Von Zeit zu Zeit kann es aufgrund günstiger Bedingungen für die EE-Erzeugung zu Energieüberschüssen kommen, die den Betreiber dazu veranlassen, die Erzeugung zu reduzieren. In Zeiten der „Dunkelflaute“ hingegen muss der Kapazitätsmarkt in Anspruch genommen werden (indem Unternehmen mit entsprechenden Verträgen aufgefordert werden, Kapazität in das System einzuspeisen), was die Kosten erhöht. Erforderlich sind daher mehr Flexibilität für Zeiten der Überschusserzeugung sowie ein parallel zum Energiemarkt funktionierender Kapazitätsmarkt, der die Bereitschaft der Unternehmen, unter allen Bedingungen zu arbeiten, belohnen würde. Das Investitionsprogramm von PSE („Polnische Energieversorgung“) beläuft sich auf mehr als 70 Mrd. PLN für die nächsten zehn Jahre. Seine Umsetzung wird die Anpassung des Übertragungsnetzes an die neue Stromerzeugungsstruktur ermöglichen.

Laufende Arbeiten: Einführung der so genannten ergänzenden Auktionen

In der nächsten Zeit wird es für den Sektor wichtig sein, im Strommarktgesetz Lösungen für die Einführung einer neuen Art von Auktionen vorzuschlagen, den so genannten ergänzenden Auktionen.
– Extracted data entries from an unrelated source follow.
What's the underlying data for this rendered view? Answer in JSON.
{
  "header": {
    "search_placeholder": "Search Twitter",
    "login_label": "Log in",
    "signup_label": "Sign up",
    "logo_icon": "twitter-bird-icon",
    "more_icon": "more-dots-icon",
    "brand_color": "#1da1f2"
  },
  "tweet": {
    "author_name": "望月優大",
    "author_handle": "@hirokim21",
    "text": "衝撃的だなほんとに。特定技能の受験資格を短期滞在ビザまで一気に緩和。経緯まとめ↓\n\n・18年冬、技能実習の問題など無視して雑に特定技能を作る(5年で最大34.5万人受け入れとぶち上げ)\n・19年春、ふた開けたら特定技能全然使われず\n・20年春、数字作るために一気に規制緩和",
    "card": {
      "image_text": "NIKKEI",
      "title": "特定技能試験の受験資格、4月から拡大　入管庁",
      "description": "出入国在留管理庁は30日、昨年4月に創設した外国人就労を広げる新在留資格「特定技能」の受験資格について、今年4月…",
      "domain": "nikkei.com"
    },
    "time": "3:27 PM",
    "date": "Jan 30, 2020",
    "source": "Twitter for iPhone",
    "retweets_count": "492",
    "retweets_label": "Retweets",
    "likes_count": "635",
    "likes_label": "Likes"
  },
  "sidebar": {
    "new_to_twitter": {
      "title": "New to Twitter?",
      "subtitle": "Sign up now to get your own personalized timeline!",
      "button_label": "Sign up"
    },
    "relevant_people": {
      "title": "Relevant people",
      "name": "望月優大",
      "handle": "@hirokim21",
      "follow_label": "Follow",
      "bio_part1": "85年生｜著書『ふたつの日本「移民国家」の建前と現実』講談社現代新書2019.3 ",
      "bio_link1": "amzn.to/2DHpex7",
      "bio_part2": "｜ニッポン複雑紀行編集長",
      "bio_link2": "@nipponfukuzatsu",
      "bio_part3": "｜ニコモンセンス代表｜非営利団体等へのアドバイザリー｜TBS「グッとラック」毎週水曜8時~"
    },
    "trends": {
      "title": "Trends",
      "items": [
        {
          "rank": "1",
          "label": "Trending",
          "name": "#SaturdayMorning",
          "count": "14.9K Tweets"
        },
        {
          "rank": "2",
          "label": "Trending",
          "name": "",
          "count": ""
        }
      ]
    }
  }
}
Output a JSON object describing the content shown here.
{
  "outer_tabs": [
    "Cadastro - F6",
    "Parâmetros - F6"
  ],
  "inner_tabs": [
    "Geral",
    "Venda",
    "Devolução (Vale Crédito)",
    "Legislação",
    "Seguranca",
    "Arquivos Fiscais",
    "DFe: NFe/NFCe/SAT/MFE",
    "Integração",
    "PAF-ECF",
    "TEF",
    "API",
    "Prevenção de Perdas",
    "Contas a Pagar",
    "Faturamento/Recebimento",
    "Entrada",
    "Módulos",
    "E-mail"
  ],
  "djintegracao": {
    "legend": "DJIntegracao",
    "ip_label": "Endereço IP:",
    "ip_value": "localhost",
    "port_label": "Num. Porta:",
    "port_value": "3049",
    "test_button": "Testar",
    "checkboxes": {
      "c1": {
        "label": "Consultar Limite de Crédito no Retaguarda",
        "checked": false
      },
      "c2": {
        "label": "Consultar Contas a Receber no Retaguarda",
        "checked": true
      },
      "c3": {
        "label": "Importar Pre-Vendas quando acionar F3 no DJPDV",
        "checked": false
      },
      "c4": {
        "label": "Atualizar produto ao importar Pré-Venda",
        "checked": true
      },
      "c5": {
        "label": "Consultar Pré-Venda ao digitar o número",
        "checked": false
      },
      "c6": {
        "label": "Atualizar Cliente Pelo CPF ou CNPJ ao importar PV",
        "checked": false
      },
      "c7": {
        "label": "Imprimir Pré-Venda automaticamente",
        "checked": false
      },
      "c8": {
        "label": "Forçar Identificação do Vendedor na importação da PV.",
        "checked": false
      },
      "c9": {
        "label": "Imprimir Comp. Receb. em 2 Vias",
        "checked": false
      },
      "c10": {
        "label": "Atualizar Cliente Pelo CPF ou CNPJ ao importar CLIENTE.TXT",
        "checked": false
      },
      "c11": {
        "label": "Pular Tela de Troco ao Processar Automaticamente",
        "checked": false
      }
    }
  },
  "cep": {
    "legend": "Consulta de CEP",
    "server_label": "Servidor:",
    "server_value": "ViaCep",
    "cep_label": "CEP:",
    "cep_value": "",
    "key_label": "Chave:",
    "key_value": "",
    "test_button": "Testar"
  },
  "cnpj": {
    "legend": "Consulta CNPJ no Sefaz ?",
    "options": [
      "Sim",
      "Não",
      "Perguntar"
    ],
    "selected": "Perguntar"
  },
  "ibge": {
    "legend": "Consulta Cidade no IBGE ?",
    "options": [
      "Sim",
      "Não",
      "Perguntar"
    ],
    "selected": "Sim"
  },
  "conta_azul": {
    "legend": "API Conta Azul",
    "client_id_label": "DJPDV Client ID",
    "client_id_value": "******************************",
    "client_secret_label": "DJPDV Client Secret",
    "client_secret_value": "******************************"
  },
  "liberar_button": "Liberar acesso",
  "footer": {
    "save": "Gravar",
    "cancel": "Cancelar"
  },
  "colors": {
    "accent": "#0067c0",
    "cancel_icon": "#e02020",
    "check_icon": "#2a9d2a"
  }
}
Bei den so genannten ergänzenden Auktionen geht es darum, Auktionen für Anlagen durchzuführen, die das Emissionskriterium von 550 kg CO2/MWh nicht erfüllen, in der Praxis für Kohlekraftwerke, gemäß dem Entwurf vom Dezember 2024 für vier Lieferperioden: die zweite Hälfte des Jahres 2025 (halbjährliche Auktion) und für die Lieferjahre 2026, 2027 und 2028 (jährliche Auktionen).

Ausblick: die Energieagenda auf EU-Ebene

Für die Energie im europäischen Kontext war die wichtigste Entwicklung im Jahr 2024 der Start des neu gewählten Europäischen Parlaments und der neuen Europäischen Kommission. Die Europäische Kommission wird sich in naher Zukunft mit einer Reihe von Themen befassen, die direkte Auswirkungen auf den Energiemarkt haben werden, darunter die Reduzierung der Treibhausgasemissionen um 90 Prozent bis 2040, die Senkung der Stromrechnungen für Bürger und Unternehmen durch den schrittweisen Ausstieg aus fossilen Brennstoffen und die Schaffung eines neuen Fonds zur Förderung der europäischen Industrie.